When the Sp605 development board running test firmware emulating a mass storage device was plugged into a PC it would not enumerate. Looking at the Lecroy Voyager traces, I could see that bit 7 of the ULPI data bus was getting flipped at times corrupting the returned descriptors and thus making the PC reject the device. After consulting with a Xilinx FAE, it appeared that the ULPI Data Out registers were not being placed into I/O Pin registers when timing would fail. I was about to spend the day learning the details of Xilinx constraints, when it occurred to me that I have not had this problem in 10 years with the EDK. I went back to my old MPD file for my old core and compared the ULPI section to my new core's ULPI section and found that the syntax was different. The old format seems to work every time, the new format may not. The successful format is shown below. (It is all one line, sandvox is wrapping it)
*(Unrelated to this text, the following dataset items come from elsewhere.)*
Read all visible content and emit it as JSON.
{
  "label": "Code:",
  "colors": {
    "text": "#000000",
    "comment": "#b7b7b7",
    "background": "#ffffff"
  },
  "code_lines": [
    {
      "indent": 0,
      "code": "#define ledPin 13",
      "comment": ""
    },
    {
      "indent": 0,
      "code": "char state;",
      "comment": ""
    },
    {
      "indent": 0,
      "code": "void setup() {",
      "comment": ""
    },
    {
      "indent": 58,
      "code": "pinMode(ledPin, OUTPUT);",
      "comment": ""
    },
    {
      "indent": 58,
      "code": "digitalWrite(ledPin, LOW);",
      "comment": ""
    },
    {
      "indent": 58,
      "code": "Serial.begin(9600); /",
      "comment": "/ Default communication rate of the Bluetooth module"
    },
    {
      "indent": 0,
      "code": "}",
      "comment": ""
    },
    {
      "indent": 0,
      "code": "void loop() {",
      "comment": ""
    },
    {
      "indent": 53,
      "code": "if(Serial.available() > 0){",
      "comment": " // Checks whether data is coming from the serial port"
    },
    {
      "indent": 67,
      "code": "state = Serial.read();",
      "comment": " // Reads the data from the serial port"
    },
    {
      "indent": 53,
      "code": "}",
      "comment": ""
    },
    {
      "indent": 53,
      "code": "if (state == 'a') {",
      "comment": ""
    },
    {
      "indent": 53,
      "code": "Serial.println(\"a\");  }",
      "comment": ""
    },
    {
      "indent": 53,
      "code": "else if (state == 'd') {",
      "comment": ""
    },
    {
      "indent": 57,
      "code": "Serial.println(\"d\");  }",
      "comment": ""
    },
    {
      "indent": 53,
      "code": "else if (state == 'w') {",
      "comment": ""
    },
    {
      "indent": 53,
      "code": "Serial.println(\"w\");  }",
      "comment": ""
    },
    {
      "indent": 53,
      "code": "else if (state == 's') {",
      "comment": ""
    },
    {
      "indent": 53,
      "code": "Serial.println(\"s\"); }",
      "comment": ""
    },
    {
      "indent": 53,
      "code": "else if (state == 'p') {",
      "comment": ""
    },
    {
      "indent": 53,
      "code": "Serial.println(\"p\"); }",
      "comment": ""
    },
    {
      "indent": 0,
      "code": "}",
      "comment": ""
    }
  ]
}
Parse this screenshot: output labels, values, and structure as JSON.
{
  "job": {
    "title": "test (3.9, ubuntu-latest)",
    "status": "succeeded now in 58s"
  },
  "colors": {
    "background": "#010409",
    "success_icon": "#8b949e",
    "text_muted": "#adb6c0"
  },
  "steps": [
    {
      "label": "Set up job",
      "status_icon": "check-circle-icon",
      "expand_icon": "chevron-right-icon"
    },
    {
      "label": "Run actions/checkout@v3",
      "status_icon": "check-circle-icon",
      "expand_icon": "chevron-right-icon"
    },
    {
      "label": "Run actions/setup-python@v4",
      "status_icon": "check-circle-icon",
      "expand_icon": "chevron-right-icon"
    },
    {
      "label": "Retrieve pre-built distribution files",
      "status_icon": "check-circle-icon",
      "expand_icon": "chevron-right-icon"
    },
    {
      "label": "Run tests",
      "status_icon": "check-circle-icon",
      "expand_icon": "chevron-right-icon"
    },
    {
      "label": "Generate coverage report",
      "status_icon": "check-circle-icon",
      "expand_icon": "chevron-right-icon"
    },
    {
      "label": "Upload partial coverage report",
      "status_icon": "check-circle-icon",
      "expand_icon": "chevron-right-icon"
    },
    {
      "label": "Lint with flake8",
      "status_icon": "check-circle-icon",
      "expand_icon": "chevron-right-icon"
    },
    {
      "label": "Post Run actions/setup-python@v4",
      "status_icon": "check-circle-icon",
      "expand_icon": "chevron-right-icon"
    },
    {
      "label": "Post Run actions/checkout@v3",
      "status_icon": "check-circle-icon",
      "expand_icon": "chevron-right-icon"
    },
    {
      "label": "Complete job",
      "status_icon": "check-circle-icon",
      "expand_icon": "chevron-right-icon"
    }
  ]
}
PORT ulpi_data = "", DIR = IO, VEC = [7:0], ENABLE = SINGLE, THREE_STATE = TRUE, TRI_I = ULPI_Data_I, TRI_O = ULPI_Data_O, TRI_T = ULPI_Data_T
With the EDK, bidirectional buses are only implemented at the edge of the EDK system. I actually don't have a port called ulpi_data[7:0] in my wrapper code, the EDK constructs it for me from the 3 ports ulpi_data_I, ulpi_data_O, and ulpi_data_T where ulpi_data_T is the tristate control, in my case I use ulpi_dir as ulpi_data_T.